Towards the end of the documentary the focus shifts to Mrs Smyth. Her role in the crimes become frighteningly clear, including also the horrendous and equally sadistic treatment of her two children. We see them sitting by her struggling to make sense of her and then horrifically falling into the trap of once again becoming victims of their father and indeed victims of their mother. Like so many, they fail to see that as well as their mother being a victim, she is also an enabler of sadistic abuse. Her own victimisation does not absolve at all her responsibility for what she did by not doing.

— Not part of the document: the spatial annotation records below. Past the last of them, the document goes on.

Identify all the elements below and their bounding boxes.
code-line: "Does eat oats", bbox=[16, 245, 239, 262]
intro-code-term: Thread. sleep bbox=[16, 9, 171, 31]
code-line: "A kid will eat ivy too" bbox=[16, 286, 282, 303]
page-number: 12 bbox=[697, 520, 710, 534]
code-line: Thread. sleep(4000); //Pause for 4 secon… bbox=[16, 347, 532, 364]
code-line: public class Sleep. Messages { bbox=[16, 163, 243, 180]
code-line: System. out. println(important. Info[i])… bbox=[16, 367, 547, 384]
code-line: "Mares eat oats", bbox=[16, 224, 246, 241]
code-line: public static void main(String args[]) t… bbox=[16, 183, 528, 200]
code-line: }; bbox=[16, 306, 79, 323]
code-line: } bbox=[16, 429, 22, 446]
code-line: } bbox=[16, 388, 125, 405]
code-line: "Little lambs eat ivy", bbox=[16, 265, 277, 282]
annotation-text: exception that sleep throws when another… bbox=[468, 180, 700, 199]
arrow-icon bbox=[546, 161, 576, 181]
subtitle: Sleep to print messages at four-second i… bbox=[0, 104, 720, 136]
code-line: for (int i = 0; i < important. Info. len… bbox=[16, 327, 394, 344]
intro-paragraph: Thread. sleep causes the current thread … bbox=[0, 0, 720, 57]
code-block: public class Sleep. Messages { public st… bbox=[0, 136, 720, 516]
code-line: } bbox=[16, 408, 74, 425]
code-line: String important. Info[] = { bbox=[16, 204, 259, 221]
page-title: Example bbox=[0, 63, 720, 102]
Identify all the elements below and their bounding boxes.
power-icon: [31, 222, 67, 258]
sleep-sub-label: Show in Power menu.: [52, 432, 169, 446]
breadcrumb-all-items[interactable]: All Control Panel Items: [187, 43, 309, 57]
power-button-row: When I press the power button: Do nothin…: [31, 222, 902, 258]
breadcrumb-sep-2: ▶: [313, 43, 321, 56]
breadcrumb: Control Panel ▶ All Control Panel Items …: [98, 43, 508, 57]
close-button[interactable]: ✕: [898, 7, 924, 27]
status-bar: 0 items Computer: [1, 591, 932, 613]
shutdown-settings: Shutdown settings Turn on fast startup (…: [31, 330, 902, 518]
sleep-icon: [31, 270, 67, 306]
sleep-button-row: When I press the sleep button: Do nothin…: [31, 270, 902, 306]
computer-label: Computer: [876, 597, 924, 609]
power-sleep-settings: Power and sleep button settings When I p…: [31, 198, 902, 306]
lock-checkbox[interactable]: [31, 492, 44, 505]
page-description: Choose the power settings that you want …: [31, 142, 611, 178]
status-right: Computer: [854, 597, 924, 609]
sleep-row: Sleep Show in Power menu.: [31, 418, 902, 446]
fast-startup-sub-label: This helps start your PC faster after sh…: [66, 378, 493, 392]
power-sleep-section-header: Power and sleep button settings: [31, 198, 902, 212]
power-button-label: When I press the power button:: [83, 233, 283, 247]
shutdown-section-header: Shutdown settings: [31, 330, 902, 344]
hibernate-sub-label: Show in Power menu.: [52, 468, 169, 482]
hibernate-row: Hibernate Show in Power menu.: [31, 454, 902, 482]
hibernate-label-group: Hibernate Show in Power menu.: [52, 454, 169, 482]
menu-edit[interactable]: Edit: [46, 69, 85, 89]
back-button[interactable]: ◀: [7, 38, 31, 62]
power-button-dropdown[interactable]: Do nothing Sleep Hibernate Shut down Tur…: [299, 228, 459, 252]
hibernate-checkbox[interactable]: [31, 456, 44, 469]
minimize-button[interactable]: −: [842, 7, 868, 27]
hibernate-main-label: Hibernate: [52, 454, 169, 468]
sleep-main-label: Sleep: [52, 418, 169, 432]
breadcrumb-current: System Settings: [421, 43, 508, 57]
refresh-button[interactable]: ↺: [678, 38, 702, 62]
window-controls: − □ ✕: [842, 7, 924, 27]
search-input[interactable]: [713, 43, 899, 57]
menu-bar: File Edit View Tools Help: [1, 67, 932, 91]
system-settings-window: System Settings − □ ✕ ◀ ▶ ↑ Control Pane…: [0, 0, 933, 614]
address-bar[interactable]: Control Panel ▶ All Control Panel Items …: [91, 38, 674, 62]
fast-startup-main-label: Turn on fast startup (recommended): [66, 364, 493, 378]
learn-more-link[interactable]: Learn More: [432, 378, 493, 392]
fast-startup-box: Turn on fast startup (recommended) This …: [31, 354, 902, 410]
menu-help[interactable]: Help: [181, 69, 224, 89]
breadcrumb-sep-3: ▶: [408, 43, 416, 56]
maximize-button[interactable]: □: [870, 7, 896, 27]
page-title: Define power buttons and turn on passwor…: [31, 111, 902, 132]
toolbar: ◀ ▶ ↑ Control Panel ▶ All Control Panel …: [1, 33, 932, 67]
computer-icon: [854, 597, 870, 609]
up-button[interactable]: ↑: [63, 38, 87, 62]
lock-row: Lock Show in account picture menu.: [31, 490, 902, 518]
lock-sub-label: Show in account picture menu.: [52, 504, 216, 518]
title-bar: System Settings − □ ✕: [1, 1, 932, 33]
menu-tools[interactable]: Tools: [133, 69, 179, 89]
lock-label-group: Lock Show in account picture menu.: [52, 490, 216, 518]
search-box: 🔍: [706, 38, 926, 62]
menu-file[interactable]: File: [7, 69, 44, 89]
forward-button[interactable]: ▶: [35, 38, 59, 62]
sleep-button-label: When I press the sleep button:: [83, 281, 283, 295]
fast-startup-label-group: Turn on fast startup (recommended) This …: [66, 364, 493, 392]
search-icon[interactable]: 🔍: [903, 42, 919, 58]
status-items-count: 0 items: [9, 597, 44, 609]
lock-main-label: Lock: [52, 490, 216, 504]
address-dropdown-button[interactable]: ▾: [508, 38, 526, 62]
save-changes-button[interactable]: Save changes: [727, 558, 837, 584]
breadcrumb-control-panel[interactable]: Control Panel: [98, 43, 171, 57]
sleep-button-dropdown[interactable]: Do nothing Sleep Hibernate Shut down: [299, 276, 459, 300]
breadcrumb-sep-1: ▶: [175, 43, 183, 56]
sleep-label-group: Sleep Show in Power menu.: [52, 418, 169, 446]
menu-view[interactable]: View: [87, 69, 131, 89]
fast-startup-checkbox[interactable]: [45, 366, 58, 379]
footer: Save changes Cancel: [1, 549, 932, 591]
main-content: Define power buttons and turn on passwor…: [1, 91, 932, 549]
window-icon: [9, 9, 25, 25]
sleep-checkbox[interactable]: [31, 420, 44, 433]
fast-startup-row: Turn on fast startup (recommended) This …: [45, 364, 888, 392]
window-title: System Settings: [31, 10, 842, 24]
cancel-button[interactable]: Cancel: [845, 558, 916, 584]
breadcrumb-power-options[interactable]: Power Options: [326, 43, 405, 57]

Victims of a whole variety of abuses hurt others all the time. Not all victims, but many. Such repetition cannot be excused just because it is repetition. It can be understood as a causal factor, but it does not change the fact that someone who is hurt has also hurt another and in so doing is guilty of a crime and needs to face justice.
We in criminal justice do not always get things right, but what we do very well indeed is to work and think in a way that enables us to accept the fact that someone who has experienced danger can also be very dangerous indeed. That someone who has been hurt can also hurt others. That pain so often becomes violence. Just like Mrs Smyth. Is she deserving of punishment? Yes. Is she deserving of treatment and healing? Yes. For a true experience of justice, both are crucial. One or the other? NO! that is not justice.
At some point in the documentary one of the male victims describes how following a beating by Smyth, Smyth, naked, would lay over the boy across the bench on which the boy had been beaten and caress him in his arms and kiss him on the neck. Later, towards the end of the documentary, Mrs Smyth is asked if she would like to say anything to the victims? ‘Yes’, she says, ‘I would like to hold you tight in my arms and kiss you’…… In that instant a number of people came into my mind and further told me all I need to know about Mr and Mrs Smyth; …. Myra Hindley and Ian Brady, Fred and Rose West, Ian Huntley and Maxine Carr, Marc Dutroux and Michelle Martin, to name a few.